Enforce S3 Bucket Encryption


It happens most of the times that users/developers create S3 buckets and leave them unencrypted. That leads to security violation and your data is at risk. There are number of scenarios to counter this issue. The best one is to publish S3 creation template to Service Catalog and let users create buckets using Service Catalog product.
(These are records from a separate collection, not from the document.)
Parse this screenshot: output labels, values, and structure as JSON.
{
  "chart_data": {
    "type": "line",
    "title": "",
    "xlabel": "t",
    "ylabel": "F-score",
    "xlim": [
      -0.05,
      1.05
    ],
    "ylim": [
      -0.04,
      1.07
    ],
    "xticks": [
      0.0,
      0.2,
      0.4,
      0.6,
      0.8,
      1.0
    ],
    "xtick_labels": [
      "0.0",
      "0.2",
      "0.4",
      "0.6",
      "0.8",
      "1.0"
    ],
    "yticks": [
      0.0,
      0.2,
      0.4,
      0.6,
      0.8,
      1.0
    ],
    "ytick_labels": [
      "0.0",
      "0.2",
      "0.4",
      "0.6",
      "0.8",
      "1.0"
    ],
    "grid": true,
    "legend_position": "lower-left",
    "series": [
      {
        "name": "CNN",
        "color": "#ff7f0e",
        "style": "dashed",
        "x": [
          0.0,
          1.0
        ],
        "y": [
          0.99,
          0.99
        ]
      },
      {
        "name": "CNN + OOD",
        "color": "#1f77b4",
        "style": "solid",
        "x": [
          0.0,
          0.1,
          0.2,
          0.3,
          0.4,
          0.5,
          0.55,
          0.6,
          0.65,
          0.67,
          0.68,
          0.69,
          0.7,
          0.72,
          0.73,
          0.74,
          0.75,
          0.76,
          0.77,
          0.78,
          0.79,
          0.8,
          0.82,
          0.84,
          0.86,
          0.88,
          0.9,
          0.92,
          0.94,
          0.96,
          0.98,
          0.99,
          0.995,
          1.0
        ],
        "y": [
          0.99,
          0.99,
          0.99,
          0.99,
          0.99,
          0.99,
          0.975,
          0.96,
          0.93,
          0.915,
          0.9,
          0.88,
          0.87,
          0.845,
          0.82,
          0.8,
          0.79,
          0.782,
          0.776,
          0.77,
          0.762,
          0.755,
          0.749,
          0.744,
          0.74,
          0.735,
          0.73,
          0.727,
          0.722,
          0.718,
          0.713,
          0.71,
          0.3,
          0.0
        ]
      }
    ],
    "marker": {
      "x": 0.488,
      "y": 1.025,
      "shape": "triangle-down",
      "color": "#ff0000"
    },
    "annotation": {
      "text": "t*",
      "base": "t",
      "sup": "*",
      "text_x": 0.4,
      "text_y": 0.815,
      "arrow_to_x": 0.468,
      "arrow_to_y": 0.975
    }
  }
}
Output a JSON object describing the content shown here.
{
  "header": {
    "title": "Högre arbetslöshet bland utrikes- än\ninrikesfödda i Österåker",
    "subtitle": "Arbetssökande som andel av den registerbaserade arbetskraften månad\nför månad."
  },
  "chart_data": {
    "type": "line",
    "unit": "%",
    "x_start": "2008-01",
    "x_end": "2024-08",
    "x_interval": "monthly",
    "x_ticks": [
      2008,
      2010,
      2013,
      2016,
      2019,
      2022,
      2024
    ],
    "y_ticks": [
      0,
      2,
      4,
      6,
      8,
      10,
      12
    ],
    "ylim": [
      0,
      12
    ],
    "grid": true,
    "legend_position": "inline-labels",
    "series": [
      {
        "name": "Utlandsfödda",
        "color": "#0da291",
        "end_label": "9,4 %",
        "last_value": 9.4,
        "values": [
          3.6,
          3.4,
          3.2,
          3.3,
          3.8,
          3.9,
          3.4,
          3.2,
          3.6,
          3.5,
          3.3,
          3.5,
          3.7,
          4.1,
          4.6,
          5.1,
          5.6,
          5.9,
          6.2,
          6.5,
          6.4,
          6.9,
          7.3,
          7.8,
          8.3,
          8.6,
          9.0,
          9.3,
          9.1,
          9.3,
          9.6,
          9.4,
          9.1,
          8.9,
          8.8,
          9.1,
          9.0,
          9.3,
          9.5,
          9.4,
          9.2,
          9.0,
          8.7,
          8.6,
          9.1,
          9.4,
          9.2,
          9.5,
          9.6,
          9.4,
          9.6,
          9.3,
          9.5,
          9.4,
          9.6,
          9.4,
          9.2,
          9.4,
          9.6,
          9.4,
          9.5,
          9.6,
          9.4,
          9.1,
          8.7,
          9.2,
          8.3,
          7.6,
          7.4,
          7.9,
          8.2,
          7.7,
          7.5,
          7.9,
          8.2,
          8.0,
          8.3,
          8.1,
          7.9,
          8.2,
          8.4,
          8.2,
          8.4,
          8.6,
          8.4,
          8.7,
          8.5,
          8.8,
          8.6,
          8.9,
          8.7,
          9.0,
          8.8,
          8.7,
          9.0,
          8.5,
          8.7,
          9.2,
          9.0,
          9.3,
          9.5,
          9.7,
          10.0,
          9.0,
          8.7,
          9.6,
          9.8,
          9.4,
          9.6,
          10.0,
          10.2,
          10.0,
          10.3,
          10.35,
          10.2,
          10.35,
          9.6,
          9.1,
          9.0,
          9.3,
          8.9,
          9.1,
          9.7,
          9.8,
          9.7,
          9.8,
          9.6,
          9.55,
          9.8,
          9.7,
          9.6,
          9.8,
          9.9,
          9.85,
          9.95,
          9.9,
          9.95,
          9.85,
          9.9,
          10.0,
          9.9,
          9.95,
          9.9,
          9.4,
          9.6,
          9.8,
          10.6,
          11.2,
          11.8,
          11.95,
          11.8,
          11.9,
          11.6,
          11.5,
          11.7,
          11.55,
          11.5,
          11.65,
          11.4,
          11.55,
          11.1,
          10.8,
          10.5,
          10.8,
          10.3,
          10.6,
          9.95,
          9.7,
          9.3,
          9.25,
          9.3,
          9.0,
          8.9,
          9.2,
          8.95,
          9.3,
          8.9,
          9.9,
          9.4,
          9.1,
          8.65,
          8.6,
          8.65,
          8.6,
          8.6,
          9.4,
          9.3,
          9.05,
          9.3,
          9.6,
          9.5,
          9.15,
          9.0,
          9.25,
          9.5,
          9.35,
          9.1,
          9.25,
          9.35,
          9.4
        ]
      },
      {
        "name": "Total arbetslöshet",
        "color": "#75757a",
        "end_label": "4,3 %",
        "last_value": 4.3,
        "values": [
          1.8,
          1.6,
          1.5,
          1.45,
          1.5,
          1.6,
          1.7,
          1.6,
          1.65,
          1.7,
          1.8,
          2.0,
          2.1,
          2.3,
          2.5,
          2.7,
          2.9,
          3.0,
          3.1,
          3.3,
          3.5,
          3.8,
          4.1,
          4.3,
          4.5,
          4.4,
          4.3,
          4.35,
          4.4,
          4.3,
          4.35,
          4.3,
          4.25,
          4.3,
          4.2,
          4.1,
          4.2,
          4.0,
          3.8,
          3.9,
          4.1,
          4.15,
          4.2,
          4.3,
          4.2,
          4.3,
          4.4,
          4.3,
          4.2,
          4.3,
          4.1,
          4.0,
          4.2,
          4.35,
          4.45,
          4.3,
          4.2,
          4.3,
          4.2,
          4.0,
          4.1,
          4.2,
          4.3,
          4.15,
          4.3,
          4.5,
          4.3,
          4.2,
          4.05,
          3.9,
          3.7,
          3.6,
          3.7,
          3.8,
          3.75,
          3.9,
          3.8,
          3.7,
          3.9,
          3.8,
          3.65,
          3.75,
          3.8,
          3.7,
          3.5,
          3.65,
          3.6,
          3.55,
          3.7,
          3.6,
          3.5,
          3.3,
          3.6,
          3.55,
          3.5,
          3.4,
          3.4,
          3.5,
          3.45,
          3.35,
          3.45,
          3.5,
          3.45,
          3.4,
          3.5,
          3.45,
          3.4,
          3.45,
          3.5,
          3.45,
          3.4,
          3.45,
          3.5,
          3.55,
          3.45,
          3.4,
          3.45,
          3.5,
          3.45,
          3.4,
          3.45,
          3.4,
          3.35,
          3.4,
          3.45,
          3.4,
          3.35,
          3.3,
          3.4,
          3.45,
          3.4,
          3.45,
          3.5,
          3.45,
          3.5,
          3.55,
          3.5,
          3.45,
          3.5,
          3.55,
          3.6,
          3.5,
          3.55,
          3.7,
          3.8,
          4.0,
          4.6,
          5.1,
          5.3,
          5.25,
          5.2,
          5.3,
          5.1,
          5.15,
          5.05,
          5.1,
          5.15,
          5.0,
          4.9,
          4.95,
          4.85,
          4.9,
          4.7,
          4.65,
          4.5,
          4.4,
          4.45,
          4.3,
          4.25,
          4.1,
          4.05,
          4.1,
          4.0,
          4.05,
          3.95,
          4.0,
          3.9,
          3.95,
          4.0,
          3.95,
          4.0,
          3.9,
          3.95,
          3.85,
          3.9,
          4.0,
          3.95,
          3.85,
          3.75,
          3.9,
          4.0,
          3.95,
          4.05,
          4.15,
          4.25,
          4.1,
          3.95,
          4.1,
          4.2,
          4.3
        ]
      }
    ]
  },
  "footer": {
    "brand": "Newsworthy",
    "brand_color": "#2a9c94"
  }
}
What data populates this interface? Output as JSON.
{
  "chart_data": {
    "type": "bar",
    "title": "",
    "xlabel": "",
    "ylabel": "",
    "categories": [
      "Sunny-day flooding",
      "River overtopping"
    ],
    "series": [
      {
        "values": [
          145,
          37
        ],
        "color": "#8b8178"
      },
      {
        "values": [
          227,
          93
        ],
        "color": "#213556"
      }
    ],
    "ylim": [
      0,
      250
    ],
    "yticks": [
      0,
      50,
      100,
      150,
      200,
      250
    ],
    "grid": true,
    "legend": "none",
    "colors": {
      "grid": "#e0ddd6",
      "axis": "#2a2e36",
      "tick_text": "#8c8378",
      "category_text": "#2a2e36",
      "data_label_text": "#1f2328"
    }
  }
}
However, in this article I'm going to explain how to create a workflow which detects unencrypted buckets and encrypt them automatically.
Let's first create an SNS topic and call it s3encryption and note down it's ARN. Then create a Lambda function using following code written in Python.

1
2
3
4
5
6
7
8
9
10
11
12
13
14
15
16
17
18
19
20
21
22
23
24
25
26
27
28
29
30
31
32
33
34
35
36
37
38
39
40
41
42
import json
import boto3
import logging

def lambda_handler(event, context):
    logger = logging.getLogger()
    logger.setLevel(logging.INFO)
    
    s3 = boto3.client('s3')
    sns = boto3.resource('sns')
    topic = sns.Topic('arn:aws:sns:us-east-1:<accountid:s3encryption')
    
    bucketName = str(event['detail']['requestParameters']['bucketName'])
    logger.info('got event{}'.format(event))
    eventdetails='\nBucket Name: ' + str(event['detail']['requestParameters']['bucketName'])
    eventdetails+='\nCreated by: '+ str(event['detail']['userIdentity']['arn'])
    eventdetails+='\nBucket is now encrypted and Server Side Logging Enabled'
    
    s3.put_bucket_encryption(
            Bucket = bucketName,
            ServerSideEncryptionConfiguration = {
                'Rules': [
                        {
                            'ApplyServerSideEncryptionByDefault': {
                                'SSEAlgorithm': 'AES256'
                            }
                        }
                    ]
            }
        )
    response = topic.publish(
        Message=  'Event Details:'+str(eventdetails),
        Subject= 'New Bucket Created',
        MessageStructure='String',
        MessageAttributes={
            's3bucket': {
                'DataType': 'String',
                'StringValue': 'Bucket Properties'
    
            }
        }
    )

Next, create a CloudWatch Event Rule with eventName set to CreateBucket and eventSource set to s3.amazonaws.com. Finally set the target to Lambda function created before.